If, as Butter rightly points out, the belief in conspiracies was until the early 20th century a legitimate knowledge shared by all social classes, it is not surprising that this knowledge could be mobilized against those who were considered the elite (and that included experts) long before the ‘hygiene demonstrations’. They might have been based on conflicts between social groups that were culturally and religiously distinct and that set different interpretations of the world against one another. A conspiracy theory could create identity for one group and at the same time evoke rejection of the forms of thought and values of other groups. If this was accompanied by a scepticism towards the external appearance, the visible façade, of other actors, it was obvious to mistrust the elites of a society and to accuse them of underhanded machinations, too. At the same time, it became clear that conspiracy theories have since the Middle Ages often been imbued with anti-Jewish and anti-Semitic motives. Although Bill Gates (like the pope in the Middle Ages) does not belong to Judaism, we can trace elements of his and his foundation’s demonization back to anti-Semitic patterns of scandalization, which help to recall and activate archetypal scenarios of threat in the public domain. Other ‘agents of evil’ were imagined instead of the Jews in the early-modern period, but their role remained basically the same in the respective conspiracy theories.
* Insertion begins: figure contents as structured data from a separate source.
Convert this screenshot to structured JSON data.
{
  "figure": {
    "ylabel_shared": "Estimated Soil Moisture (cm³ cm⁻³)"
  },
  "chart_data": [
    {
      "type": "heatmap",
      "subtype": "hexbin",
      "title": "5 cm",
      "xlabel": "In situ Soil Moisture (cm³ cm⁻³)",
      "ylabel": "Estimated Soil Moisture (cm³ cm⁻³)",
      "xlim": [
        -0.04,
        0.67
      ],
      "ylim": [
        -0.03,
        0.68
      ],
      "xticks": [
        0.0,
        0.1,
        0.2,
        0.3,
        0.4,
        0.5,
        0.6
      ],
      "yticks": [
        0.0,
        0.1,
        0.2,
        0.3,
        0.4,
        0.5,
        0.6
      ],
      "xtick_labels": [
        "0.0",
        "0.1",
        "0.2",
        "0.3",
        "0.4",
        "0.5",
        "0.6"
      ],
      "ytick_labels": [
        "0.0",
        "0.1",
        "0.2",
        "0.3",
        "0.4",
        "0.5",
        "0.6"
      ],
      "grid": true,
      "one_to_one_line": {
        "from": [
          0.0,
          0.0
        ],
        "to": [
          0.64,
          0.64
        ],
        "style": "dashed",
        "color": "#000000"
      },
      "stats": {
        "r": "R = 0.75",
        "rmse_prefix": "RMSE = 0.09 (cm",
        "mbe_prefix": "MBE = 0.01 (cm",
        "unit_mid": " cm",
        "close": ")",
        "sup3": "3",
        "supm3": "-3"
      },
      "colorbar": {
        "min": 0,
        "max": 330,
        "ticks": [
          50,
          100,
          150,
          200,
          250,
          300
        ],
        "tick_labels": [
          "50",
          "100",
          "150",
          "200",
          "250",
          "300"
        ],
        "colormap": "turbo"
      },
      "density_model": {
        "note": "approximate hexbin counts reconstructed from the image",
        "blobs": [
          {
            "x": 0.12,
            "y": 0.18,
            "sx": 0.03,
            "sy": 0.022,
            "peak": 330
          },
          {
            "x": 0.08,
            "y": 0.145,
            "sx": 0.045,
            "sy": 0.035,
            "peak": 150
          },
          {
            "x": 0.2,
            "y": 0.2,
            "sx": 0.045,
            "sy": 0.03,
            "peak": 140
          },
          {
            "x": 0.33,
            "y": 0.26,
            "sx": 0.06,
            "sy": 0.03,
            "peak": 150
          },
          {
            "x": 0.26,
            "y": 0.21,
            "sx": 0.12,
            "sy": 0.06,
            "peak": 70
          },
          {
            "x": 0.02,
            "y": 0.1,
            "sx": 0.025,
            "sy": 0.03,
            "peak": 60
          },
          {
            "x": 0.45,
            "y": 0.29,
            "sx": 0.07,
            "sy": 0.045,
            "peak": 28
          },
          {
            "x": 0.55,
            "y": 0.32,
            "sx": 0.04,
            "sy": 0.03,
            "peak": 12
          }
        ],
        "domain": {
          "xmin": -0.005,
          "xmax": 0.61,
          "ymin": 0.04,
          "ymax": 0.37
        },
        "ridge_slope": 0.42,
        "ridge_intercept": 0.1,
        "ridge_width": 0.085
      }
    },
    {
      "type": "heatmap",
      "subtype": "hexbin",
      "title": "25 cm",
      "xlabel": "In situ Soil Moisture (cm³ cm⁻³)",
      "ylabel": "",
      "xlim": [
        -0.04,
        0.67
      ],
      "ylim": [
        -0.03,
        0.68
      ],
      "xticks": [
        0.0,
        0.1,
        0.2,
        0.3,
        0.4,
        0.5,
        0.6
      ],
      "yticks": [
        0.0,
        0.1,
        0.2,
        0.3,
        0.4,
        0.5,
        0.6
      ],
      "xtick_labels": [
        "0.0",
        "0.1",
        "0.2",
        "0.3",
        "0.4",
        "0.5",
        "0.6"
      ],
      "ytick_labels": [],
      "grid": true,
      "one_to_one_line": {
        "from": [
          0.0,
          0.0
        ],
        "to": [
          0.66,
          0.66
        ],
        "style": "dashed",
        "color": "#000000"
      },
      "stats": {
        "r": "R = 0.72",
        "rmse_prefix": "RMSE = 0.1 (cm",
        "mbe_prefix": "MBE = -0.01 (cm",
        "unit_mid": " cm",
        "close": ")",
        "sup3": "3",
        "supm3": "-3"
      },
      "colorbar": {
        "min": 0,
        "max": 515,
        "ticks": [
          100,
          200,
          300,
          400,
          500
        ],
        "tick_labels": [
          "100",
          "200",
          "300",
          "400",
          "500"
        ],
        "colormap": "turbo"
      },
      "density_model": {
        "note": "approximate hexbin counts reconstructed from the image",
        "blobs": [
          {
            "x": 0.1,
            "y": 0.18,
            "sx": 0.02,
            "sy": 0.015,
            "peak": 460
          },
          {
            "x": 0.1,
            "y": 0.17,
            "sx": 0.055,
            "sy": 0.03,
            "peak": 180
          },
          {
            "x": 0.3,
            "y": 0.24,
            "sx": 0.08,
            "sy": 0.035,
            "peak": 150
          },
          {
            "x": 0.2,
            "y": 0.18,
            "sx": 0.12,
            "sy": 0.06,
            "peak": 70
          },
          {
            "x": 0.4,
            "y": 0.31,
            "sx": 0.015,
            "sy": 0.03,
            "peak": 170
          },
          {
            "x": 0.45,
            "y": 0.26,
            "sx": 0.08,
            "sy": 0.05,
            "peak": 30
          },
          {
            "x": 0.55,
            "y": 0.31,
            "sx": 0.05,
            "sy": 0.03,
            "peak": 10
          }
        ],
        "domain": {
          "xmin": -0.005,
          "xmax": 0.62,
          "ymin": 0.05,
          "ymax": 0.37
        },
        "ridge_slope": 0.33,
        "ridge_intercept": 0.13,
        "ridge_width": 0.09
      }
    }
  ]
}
The tendency that has been observed for the second half of the 20th century to shift the accusation of conspiracy from fringe groups to elites thus appears less as a historical caesura, but at best as an intensification of a phenomenon that had already been structurally established long before by the dynamic relations of social groups in European societies. Nevertheless, significant differences can be identified with regard to the conditions under which the respective interpretations could be disseminated and made to prevail. The established elites who stigmatize outsiders or other elitist groups acted on a different social level than the ‘prevented elites’, insofar as they are endowed with different resources. While prevented elites, who themselves did not have power, sometimes used accusations of conspiracy to deny the legitimacy of those in power, the latter could in turn use conspiracy theories as a strategic means to stabilize or maintain their position. The fact that today there are no conspiracy theories emanating from democratically legitimized elites (but very well from autocrats) seems to be linked to new forms of legitimizing power, which have led to a change in the ‘rules of the game’. But conspiracy theories emanating from prevented elites do – still – exist.